Примерно через час судебный следователь уже вел допрос. Испуганный портной не производил впечатления холодного и рассудительного убийцы. Он настаивал на своей полной невиновности и в доказательство приводил все те же доводы, которые рассказывал сыщикам еще во время первого опроса, состоявшегося после нападения на Анну Извозову. Мол, в тот вечер он был в «Мираже» (синематографе на Офицерской) и смотрел «Гибель Титаника». Во время сеанса у киномеханика трижды рвалась пленка, и потому в зале включали свет.
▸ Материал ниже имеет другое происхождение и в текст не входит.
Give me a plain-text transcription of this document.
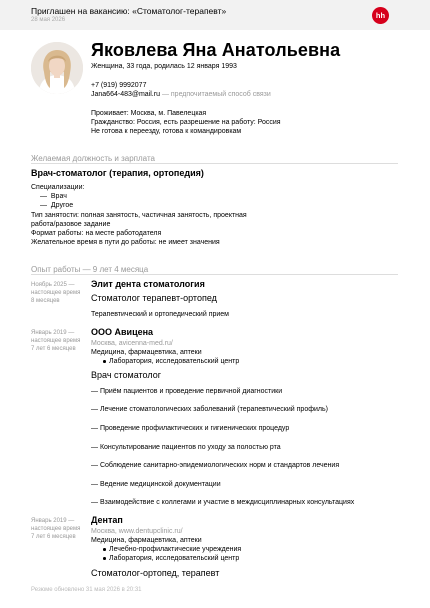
Приглашен на вакансию: «Стоматолог-терапевт»
28 мая 2026	hh
Яковлева Яна Анатольевна
Женщина, 33 года, родилась 12 января 1993
+7 (919) 9992077
Jana664-483@mail.ru — предпочитаемый способ связи
Проживает: Москва, м. Павелецкая
Гражданство: Россия, есть разрешение на работу: Россия
Не готова к переезду, готова к командировкам
Желаемая должность и зарплата
Врач-стоматолог (терапия, ортопедия)
Специализации:
—  Врач
—  Другое
Тип занятости: полная занятость, частичная занятость, проектная
работа/разовое задание
Формат работы: на месте работодателя
Желательное время в пути до работы: не имеет значения
Опыт работы — 9 лет 4 месяца
Ноябрь 2025 —
настоящее время
8 месяцев
Элит дента стоматология
Стоматолог терапевт-ортопед
Терапевтический и ортопедический прием
Январь 2019 —
настоящее время
7 лет 6 месяцев
ООО Авицена
Москва, avicenna-med.ru/
Медицина, фармацевтика, аптеки
Лаборатория, исследовательский центр
Врач стоматолог
— Приём пациентов и проведение первичной диагностики
— Лечение стоматологических заболеваний (терапевтический профиль)
— Проведение профилактических и гигиенических процедур
— Консультирование пациентов по уходу за полостью рта
— Соблюдение санитарно-эпидемиологических норм и стандартов лечения
— Ведение медицинской документации
— Взаимодействие с коллегами и участие в междисциплинарных консультациях
Январь 2019 —
настоящее время
7 лет 6 месяцев
Дентап
Москва, www.dentupclinic.ru/
Медицина, фармацевтика, аптеки
Лечебно-профилактические учреждения
Лаборатория, исследовательский центр
Стоматолог-ортопед, терапевт
Резюме обновлено 31 мая 2026 в 20:31
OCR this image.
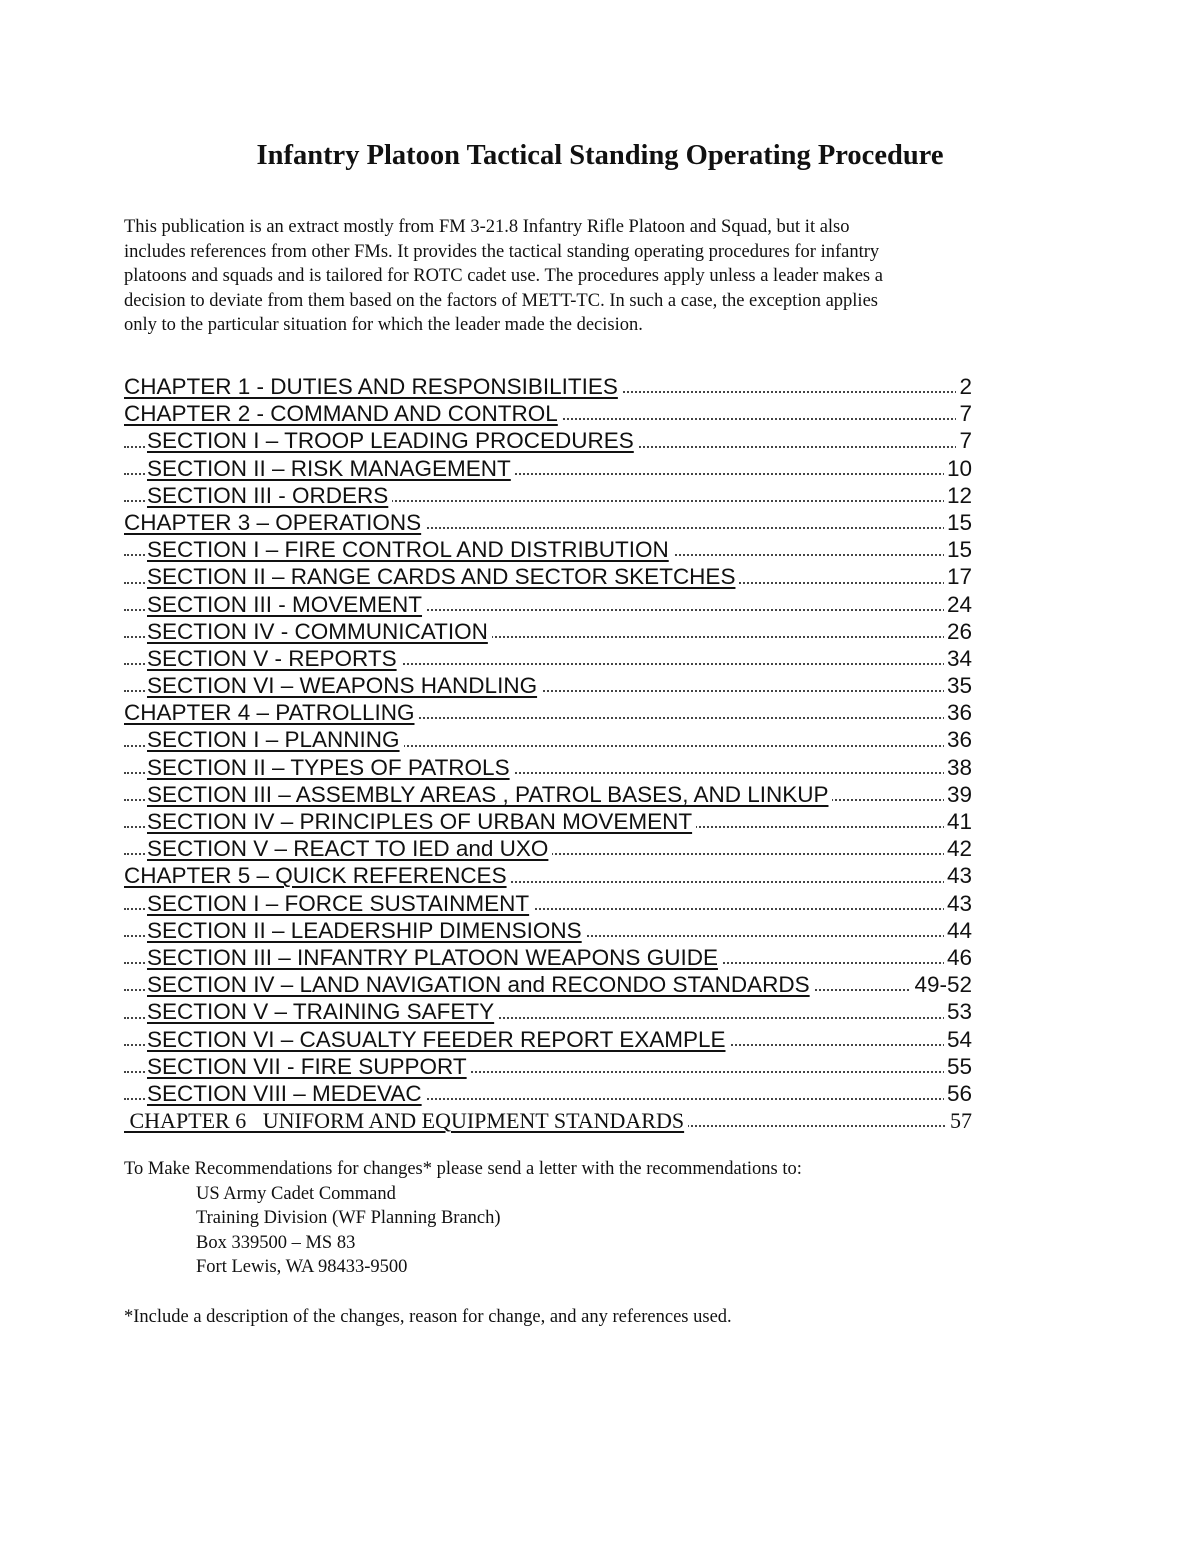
Infantry Platoon Tactical Standing Operating Procedure
This publication is an extract mostly from FM 3-21.8 Infantry Rifle Platoon and Squad, but it also
includes references from other FMs. It provides the tactical standing operating procedures for infantry
platoons and squads and is tailored for ROTC cadet use. The procedures apply unless a leader makes a
decision to deviate from them based on the factors of METT-TC. In such a case, the exception applies
only to the particular situation for which the leader made the decision.
CHAPTER 1 - DUTIES AND RESPONSIBILITIES	2
CHAPTER 2 - COMMAND AND CONTROL	7
SECTION I – TROOP LEADING PROCEDURES	7
SECTION II – RISK MANAGEMENT	10
SECTION III - ORDERS	12
CHAPTER 3 – OPERATIONS	15
SECTION I – FIRE CONTROL AND DISTRIBUTION	15
SECTION II – RANGE CARDS AND SECTOR SKETCHES	17
SECTION III - MOVEMENT	24
SECTION IV - COMMUNICATION	26
SECTION V - REPORTS	34
SECTION VI – WEAPONS HANDLING	35
CHAPTER 4 – PATROLLING	36
SECTION I – PLANNING	36
SECTION II – TYPES OF PATROLS	38
SECTION III – ASSEMBLY AREAS , PATROL BASES, AND LINKUP	39
SECTION IV – PRINCIPLES OF URBAN MOVEMENT	41
SECTION V – REACT TO IED and UXO	42
CHAPTER 5 – QUICK REFERENCES	43
SECTION I – FORCE SUSTAINMENT	43
SECTION II – LEADERSHIP DIMENSIONS	44
SECTION III – INFANTRY PLATOON WEAPONS GUIDE	46
SECTION IV – LAND NAVIGATION and RECONDO STANDARDS	49-52
SECTION V – TRAINING SAFETY	53
SECTION VI – CASUALTY FEEDER REPORT EXAMPLE	54
SECTION VII - FIRE SUPPORT	55
SECTION VIII – MEDEVAC	56
CHAPTER 6   UNIFORM AND EQUIPMENT STANDARDS	57
To Make Recommendations for changes* please send a letter with the recommendations to:
US Army Cadet Command
Training Division (WF Planning Branch)
Box 339500 – MS 83
Fort Lewis, WA 98433-9500
*Include a description of the changes, reason for change, and any references used.
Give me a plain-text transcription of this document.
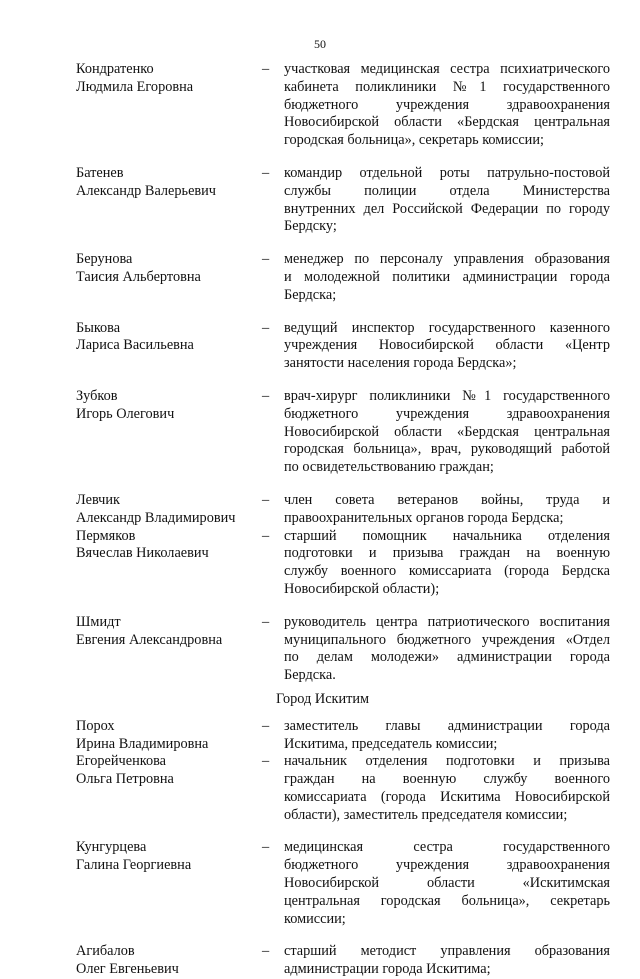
50
Кондратенко
Людмила Егоровна
–	участковая медицинская сестра психиатрического
кабинета поликлиники №1 государственного
бюджетного учреждения здравоохранения
Новосибирской области «Бердская центральная
городская больница», секретарь комиссии;
Батенев
Александр Валерьевич
–	командир отдельной роты патрульно-постовой
службы полиции отдела Министерства
внутренних дел Российской Федерации по городу
Бердску;
Берунова
Таисия Альбертовна
–	менеджер по персоналу управления образования
и молодежной политики администрации города
Бердска;
Быкова
Лариса Васильевна
–	ведущий инспектор государственного казенного
учреждения Новосибирской области «Центр
занятости населения города Бердска»;
Зубков
Игорь Олегович
–	врач-хирург поликлиники №1 государственного
бюджетного учреждения здравоохранения
Новосибирской области «Бердская центральная
городская больница», врач, руководящий работой
по освидетельствованию граждан;
Левчик
Александр Владимирович
–	член совета ветеранов войны, труда и
правоохранительных органов города Бердска;
Пермяков
Вячеслав Николаевич
–	старший помощник начальника отделения
подготовки и призыва граждан на военную
службу военного комиссариата (города Бердска
Новосибирской области);
Шмидт
Евгения Александровна
–	руководитель центра патриотического воспитания
муниципального бюджетного учреждения «Отдел
по делам молодежи» администрации города
Бердска.
Город Искитим
Порох
Ирина Владимировна
–	заместитель главы администрации города
Искитима, председатель комиссии;
Егорейченкова
Ольга Петровна
–	начальник отделения подготовки и призыва
граждан на военную службу военного
комиссариата (города Искитима Новосибирской
области), заместитель председателя комиссии;
Кунгурцева
Галина Георгиевна
–	медицинская сестра государственного
бюджетного учреждения здравоохранения
Новосибирской области «Искитимская
центральная городская больница», секретарь
комиссии;
Агибалов
Олег Евгеньевич
–	старший методист управления образования
администрации города Искитима;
После основной фильмы показывали видовую картину «Африка». Он помнил все в деталях и подробно рассказывал, что кадры были раскрашены в разные цвета: небо – в синий, пальмы – в зеленый, а закат – в красный. У Шнеерзона сохранился и билет. По указанию следователя сыщики тогда проверили полученные сведения, и они подтвердились. От улицы Офицерской до дома на Болотной, где проживала модистка, – путь неблизкий, и представить, что ему удалось покинуть кинематограф, нанять извозчика или даже таксомотор, напасть на белошвейку, а потом вернуться и досмотреть картину – было нереально. Два капельдинера тогда подтвердили, что во время указанного в билете сеанса ни один мужчина из залы не выходил. Они упомянули только даму с ребенком, которая водила малышку в ретирадник, расположенный во внутреннем дворе.

Судебный следователь – Илья Ионович Браз – вполне отдавал себе отчет, что раскрытие этого дела позволит ему получить статского советника раньше положенного срока. «В пятьдесят лет каждый чиновник обязан иметь статского. Это только неудачники, глупцы и бездельники успокаивают себя мыслью, что все не от них зависит», – потирая лоб, мечтал он о ближайшем будущем, одновременно размышляя, как вывести на чистую воду этого выкреста.

– Положим, я вам верю, – стряхивая с мундира перхоть, выговорил Браз. – Но возникает второй вопрос, откуда в вашем столе оказались известные вам предметы?

– Не иначе как подбросили-с. Другого объяснения и быть не может, – лопотал Шнеерзон.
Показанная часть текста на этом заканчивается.